Current location - Education and Training Encyclopedia - Resume - Hadoop system principle
Hadoop system principle
1.Introduction to Hadoop Hadoop is an open source software framework under Apache and a software platform for developing and running large-scale java. It allows large data sets to be distributed on a large number of computer clusters using a simple programming model.

Hadoop in a narrow sense refers to Apache, an open source framework. Its core components are:

HDFS (Distributed File System): Solving Mass Data Storage

YARN (Job Scheduling and Cluster Resource Management Framework): Solve resource task scheduling.

MAPREDUCE (Distributed Computing Programming Framework): Solving Massive Data Computing

Broadly speaking, Hadoop usually refers to a broader concept-Hadoop ecosystem.

At present, HADOOP has grown into a huge system. With the growth of the ecosystem, there are more and more new projects, including some non-Apache projects, which are a good complement to Hadoop or a higher level of abstraction.

2.2 characteristics. Hadoop

Extensible): Hadoop distributes data and completes computing tasks among available computer clusters, which can be easily extended to thousands of nodes.

Economy): Hadoop distributes and processes data by forming a server cluster with ordinary and cheap machines, which is very low in cost.

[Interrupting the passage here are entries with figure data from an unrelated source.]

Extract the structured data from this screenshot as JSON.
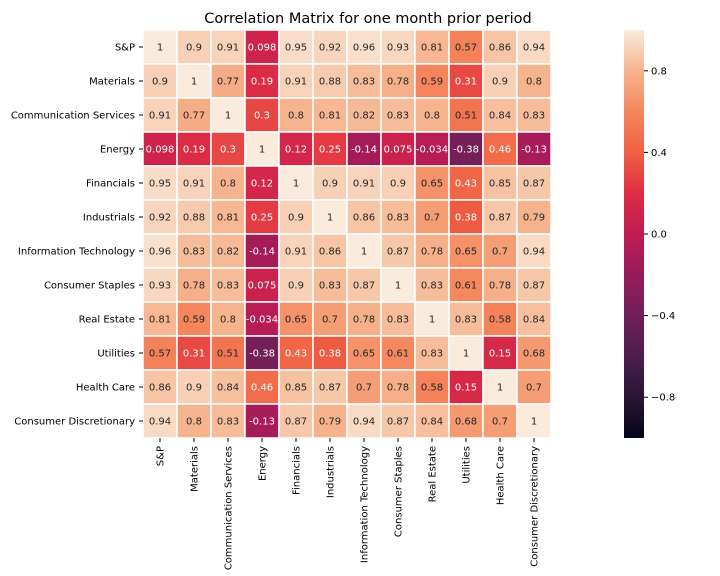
{
  "chart_data": {
    "type": "heatmap",
    "title": "Correlation Matrix for one month prior period",
    "rows": [
      "S&P",
      "Materials",
      "Communication Services",
      "Energy",
      "Financials",
      "Industrials",
      "Information Technology",
      "Consumer Staples",
      "Real Estate",
      "Utilities",
      "Health Care",
      "Consumer Discretionary"
    ],
    "columns": [
      "S&P",
      "Materials",
      "Communication Services",
      "Energy",
      "Financials",
      "Industrials",
      "Information Technology",
      "Consumer Staples",
      "Real Estate",
      "Utilities",
      "Health Care",
      "Consumer Discretionary"
    ],
    "values": [
      [
        1,
        0.9,
        0.91,
        0.098,
        0.95,
        0.92,
        0.96,
        0.93,
        0.81,
        0.57,
        0.86,
        0.94
      ],
      [
        0.9,
        1,
        0.77,
        0.19,
        0.91,
        0.88,
        0.83,
        0.78,
        0.59,
        0.31,
        0.9,
        0.8
      ],
      [
        0.91,
        0.77,
        1,
        0.3,
        0.8,
        0.81,
        0.82,
        0.83,
        0.8,
        0.51,
        0.84,
        0.83
      ],
      [
        0.098,
        0.19,
        0.3,
        1,
        0.12,
        0.25,
        -0.14,
        0.075,
        -0.034,
        -0.38,
        0.46,
        -0.13
      ],
      [
        0.95,
        0.91,
        0.8,
        0.12,
        1,
        0.9,
        0.91,
        0.9,
        0.65,
        0.43,
        0.85,
        0.87
      ],
      [
        0.92,
        0.88,
        0.81,
        0.25,
        0.9,
        1,
        0.86,
        0.83,
        0.7,
        0.38,
        0.87,
        0.79
      ],
      [
        0.96,
        0.83,
        0.82,
        -0.14,
        0.91,
        0.86,
        1,
        0.87,
        0.78,
        0.65,
        0.7,
        0.94
      ],
      [
        0.93,
        0.78,
        0.83,
        0.075,
        0.9,
        0.83,
        0.87,
        1,
        0.83,
        0.61,
        0.78,
        0.87
      ],
      [
        0.81,
        0.59,
        0.8,
        -0.034,
        0.65,
        0.7,
        0.78,
        0.83,
        1,
        0.83,
        0.58,
        0.84
      ],
      [
        0.57,
        0.31,
        0.51,
        -0.38,
        0.43,
        0.38,
        0.65,
        0.61,
        0.83,
        1,
        0.15,
        0.68
      ],
      [
        0.86,
        0.9,
        0.84,
        0.46,
        0.85,
        0.87,
        0.7,
        0.78,
        0.58,
        0.15,
        1,
        0.7
      ],
      [
        0.94,
        0.8,
        0.83,
        -0.13,
        0.87,
        0.79,
        0.94,
        0.87,
        0.84,
        0.68,
        0.7,
        1
      ]
    ],
    "value_labels": [
      [
        "1",
        "0.9",
        "0.91",
        "0.098",
        "0.95",
        "0.92",
        "0.96",
        "0.93",
        "0.81",
        "0.57",
        "0.86",
        "0.94"
      ],
      [
        "0.9",
        "1",
        "0.77",
        "0.19",
        "0.91",
        "0.88",
        "0.83",
        "0.78",
        "0.59",
        "0.31",
        "0.9",
        "0.8"
      ],
      [
        "0.91",
        "0.77",
        "1",
        "0.3",
        "0.8",
        "0.81",
        "0.82",
        "0.83",
        "0.8",
        "0.51",
        "0.84",
        "0.83"
      ],
      [
        "0.098",
        "0.19",
        "0.3",
        "1",
        "0.12",
        "0.25",
        "-0.14",
        "0.075",
        "-0.034",
        "-0.38",
        "0.46",
        "-0.13"
      ],
      [
        "0.95",
        "0.91",
        "0.8",
        "0.12",
        "1",
        "0.9",
        "0.91",
        "0.9",
        "0.65",
        "0.43",
        "0.85",
        "0.87"
      ],
      [
        "0.92",
        "0.88",
        "0.81",
        "0.25",
        "0.9",
        "1",
        "0.86",
        "0.83",
        "0.7",
        "0.38",
        "0.87",
        "0.79"
      ],
      [
        "0.96",
        "0.83",
        "0.82",
        "-0.14",
        "0.91",
        "0.86",
        "1",
        "0.87",
        "0.78",
        "0.65",
        "0.7",
        "0.94"
      ],
      [
        "0.93",
        "0.78",
        "0.83",
        "0.075",
        "0.9",
        "0.83",
        "0.87",
        "1",
        "0.83",
        "0.61",
        "0.78",
        "0.87"
      ],
      [
        "0.81",
        "0.59",
        "0.8",
        "-0.034",
        "0.65",
        "0.7",
        "0.78",
        "0.83",
        "1",
        "0.83",
        "0.58",
        "0.84"
      ],
      [
        "0.57",
        "0.31",
        "0.51",
        "-0.38",
        "0.43",
        "0.38",
        "0.65",
        "0.61",
        "0.83",
        "1",
        "0.15",
        "0.68"
      ],
      [
        "0.86",
        "0.9",
        "0.84",
        "0.46",
        "0.85",
        "0.87",
        "0.7",
        "0.78",
        "0.58",
        "0.15",
        "1",
        "0.7"
      ],
      [
        "0.94",
        "0.8",
        "0.83",
        "-0.13",
        "0.87",
        "0.79",
        "0.94",
        "0.87",
        "0.84",
        "0.68",
        "0.7",
        "1"
      ]
    ],
    "colorbar": {
      "colormap": "rocket",
      "range": [
        -1,
        1
      ],
      "ticks": [
        0.8,
        0.4,
        0.0,
        -0.4,
        -0.8
      ],
      "tick_labels": [
        "0.8",
        "0.4",
        "0.0",
        "−0.4",
        "−0.8"
      ]
    },
    "cell_border_color": "#ffffff"
  }
}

Efficient: Hadoop can dynamically move data in parallel between nodes through concurrent data, which is very fast.

Rellable: It can automatically maintain multiple copies of data and automatically redeploy computing tasks after a task fails. So Hadoop's ability to store and process data bit by bit deserves people's trust.

3. Version history 65438+0.x version series of Hadoop: the second generation open source version of Hadoop, which mainly fixes some bugs of 0.x version and has been eliminated.

2.x version series: the architecture has undergone major changes, and many new features such as yarn platform have been introduced, which is the mainstream version currently in use.

3.x version series: HDFS, MapReduce, YARN have been greatly upgraded, and ozone key value storage has also been added.

4. introduction 4 Hadoop architecture and model.

Hadoop 2.0 was developed based on JDK 1.7, and the update of JDK 1.7 stopped in April 20 15, which directly forced the Hadoop community to re-release a new version of Hadoop based on JDK 1.8, namely hadoop 3.0. Hadoop 3.0 introduces some important functions and optimizations, including HDFS erasable coding, multi-Namenode support, MR native task optimization, YARN IO isolation between memory and disk based on cgroup, YARN container resizing and so on.

According to the latest news from Apache hadoop project team, hadoop3.x will adjust the scheme architecture in the future and use Mapreduce based on memory +io+ disk to jointly process data. The biggest change is hdfs, hdfs, which is calculated by the latest block. According to the principle of nearest calculation, local blocks are added to the memory, and the calculation is carried out first. IO shares the memory calculation area, and finally the calculation result is formed quickly, which is 10 times faster than Spark.